Open Access

Effects of a single intraperitoneal administration of cadmium on femoral bone structure in male rats

  • Monika Martiniaková1Email author,
  • Hana Chovancová1,
  • Radoslav Omelka2,
  • Birgit Grosskopf3 and
  • Róbert Toman4
Contributed equally
Acta Veterinaria Scandinavica201153:49

https://doi.org/10.1186/1751-0147-53-49

Received: 20 January 2011

Accepted: 31 August 2011

Published: 31 August 2011

Abstract

Background

Exposure to cadmium (Cd) is considered a risk factor for various bone diseases in humans and experimental animals. This study investigated the acute effects of Cd on femoral bone structure of adult male rats after a single intraperitoneal administration.

Methods

Ten 4-month-old male Wistar rats were injected intraperitoneally with a single dose of 2 mg CdCl2/kg body weight and killed 36 h after the Cd had been injected. Ten 4-month-old males served as a control group. Differences in body weight, femoral weight, femoral length and histological structure of the femur were evaluated between the two groups of rats. The unpaired Student's t-test was used for establishment of statistical significance.

Results

A single intraperitoneal administration of Cd had no significant effect on the body weight, femoral weight or femoral length. On the other hand, histological changes were significant. Rats exposed to Cd had significantly higher values of area, perimeter, maximum and minimum diameters of the primary osteons' vascular canals and Haversian canals. In contrast, a significant decrease in all variables of the secondary osteons was observed in these rats.

Conclusions

The results indicate that, as expected, a single intraperitoneal administration of 2 mg CdCl2/kg body weight had no impact on macroscopic structure of rat's femora; however, it affected the size of vascular canals of primary osteons, Haversian canals, and secondary osteons.

Background

Cadmium (Cd) is considered a dangerous poison for humans and animals. Adverse health effects caused by accidental, spontaneous or experimental exposure to Cd have led to significant public health concerns [1]. Depending on the dose, route and duration of exposure, Cd can damage various organs [2]. The kidneys, liver, bones, and respiratory and cardiovascular systems are the most important target organs for Cd toxicity [3].

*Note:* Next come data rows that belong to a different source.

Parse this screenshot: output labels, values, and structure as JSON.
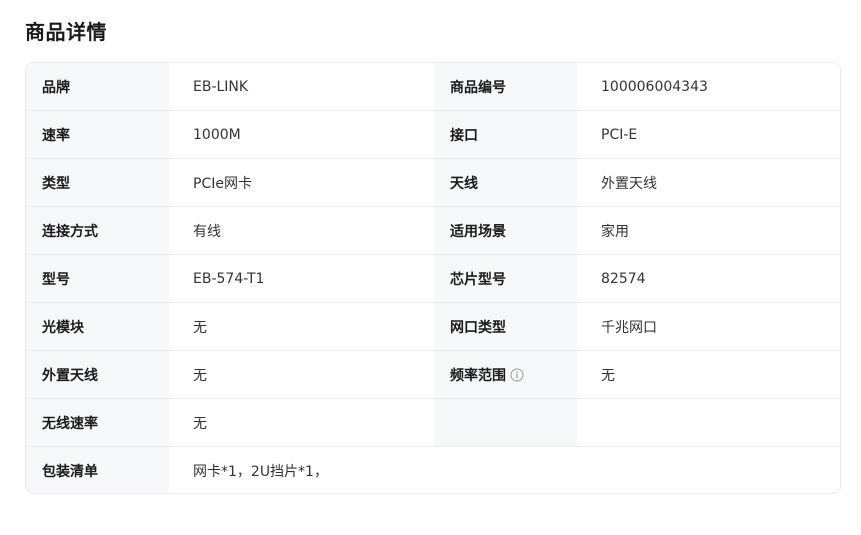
{
  "title": "商品详情",
  "rows": [
    {
      "l1": "品牌",
      "v1": "EB-LINK",
      "l2": "商品编号",
      "v2": "100006004343"
    },
    {
      "l1": "速率",
      "v1": "1000M",
      "l2": "接口",
      "v2": "PCI-E"
    },
    {
      "l1": "类型",
      "v1": "PCIe网卡",
      "l2": "天线",
      "v2": "外置天线"
    },
    {
      "l1": "连接方式",
      "v1": "有线",
      "l2": "适用场景",
      "v2": "家用"
    },
    {
      "l1": "型号",
      "v1": "EB-574-T1",
      "l2": "芯片型号",
      "v2": "82574"
    },
    {
      "l1": "光模块",
      "v1": "无",
      "l2": "网口类型",
      "v2": "千兆网口"
    },
    {
      "l1": "外置天线",
      "v1": "无",
      "l2": "频率范围",
      "v2": "无"
    },
    {
      "l1": "无线速率",
      "v1": "无",
      "l2": "",
      "v2": ""
    }
  ],
  "package": {
    "label": "包装清单",
    "value": "网卡*1，2U挡片*1，"
  },
  "icons": {
    "frequency_info": "info-icon"
  }
}
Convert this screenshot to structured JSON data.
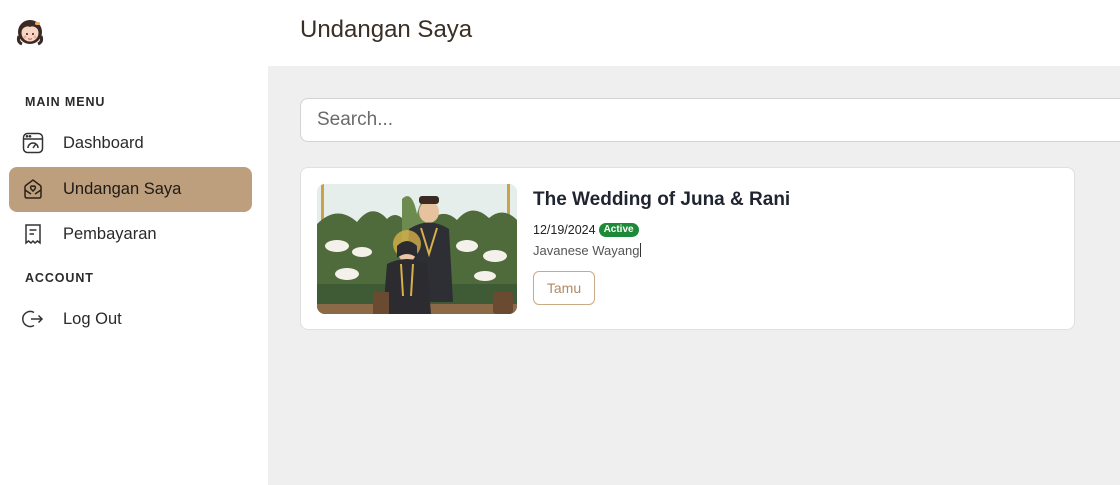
{
  "sidebar": {
    "logo_icon": "girl-avatar-logo-icon",
    "main_menu_label": "MAIN MENU",
    "account_label": "ACCOUNT",
    "items": [
      {
        "label": "Dashboard",
        "icon": "dashboard-icon"
      },
      {
        "label": "Undangan Saya",
        "icon": "heart-envelope-icon",
        "active": true
      },
      {
        "label": "Pembayaran",
        "icon": "receipt-icon"
      }
    ],
    "account_items": [
      {
        "label": "Log Out",
        "icon": "logout-icon"
      }
    ]
  },
  "header": {
    "title": "Undangan Saya"
  },
  "search": {
    "placeholder": "Search...",
    "value": ""
  },
  "invitations": [
    {
      "title": "The Wedding of Juna & Rani",
      "date": "12/19/2024",
      "status": "Active",
      "theme": "Javanese Wayang",
      "button_label": "Tamu"
    }
  ],
  "colors": {
    "accent": "#bd9f7e",
    "status_active": "#1d8a37",
    "main_bg": "#efefef",
    "button_border": "#c9a987"
  }
}
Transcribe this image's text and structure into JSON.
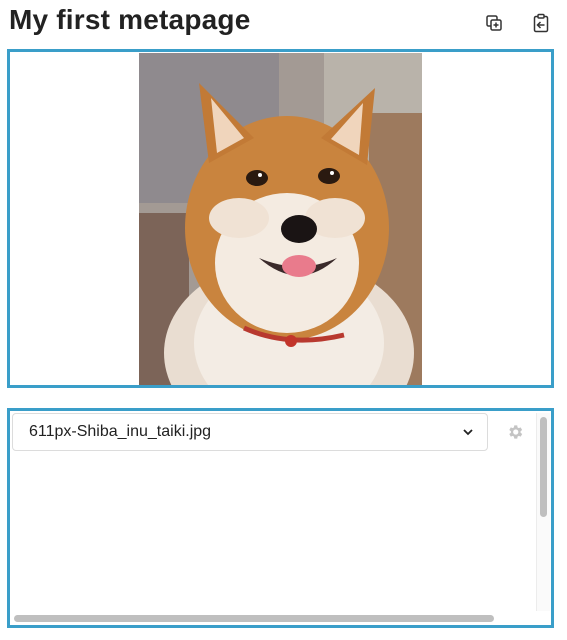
{
  "page": {
    "title": "My first metapage"
  },
  "toolbar": {
    "icons": [
      "copy-add-icon",
      "clipboard-import-icon"
    ]
  },
  "image_panel": {
    "image_subject": "Shiba Inu dog photo"
  },
  "file_selector": {
    "selected_value": "611px-Shiba_inu_taiki.jpg",
    "icons": [
      "chevron-down-icon",
      "gear-icon"
    ]
  },
  "colors": {
    "panel_border": "#3a9ec9",
    "scrollbar_thumb": "#bfbfbf"
  }
}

Changes in bone such as osteopenia, osteoporosis, and osteomalacia, with increased bone fragility and pathological fractures have been noted in humans and experimental animals as a result of exposure to Cd [49]. In general, bone toxicity of Cd can be modulated by both direct and indirect mechanisms [10, 11]. The direct action is associated with altered osteoblastic and osteoclastic activities [12] resulting in decreased bone formation [13, 14] and enhanced bone resorption [15, 16]. The indirect mechanism involves abnormal metabolism of vitamin D and minerals, mainly calcium (Ca), due to kidney and gastrointestinal tract damages [17, 18]. Besides interfering with Ca metabolism, Cd also alters the metabolism of other metals essential for bone health, mainly zinc (Zn), iron (Fe) and copper (Cu) [19]. Bonner et al. [20] have reported a decreased concentration of both Ca and Zn in the femur of rats after a single injection of CdCl2. However, there have been no reports on changes in bone structure after acute exposure to Cd.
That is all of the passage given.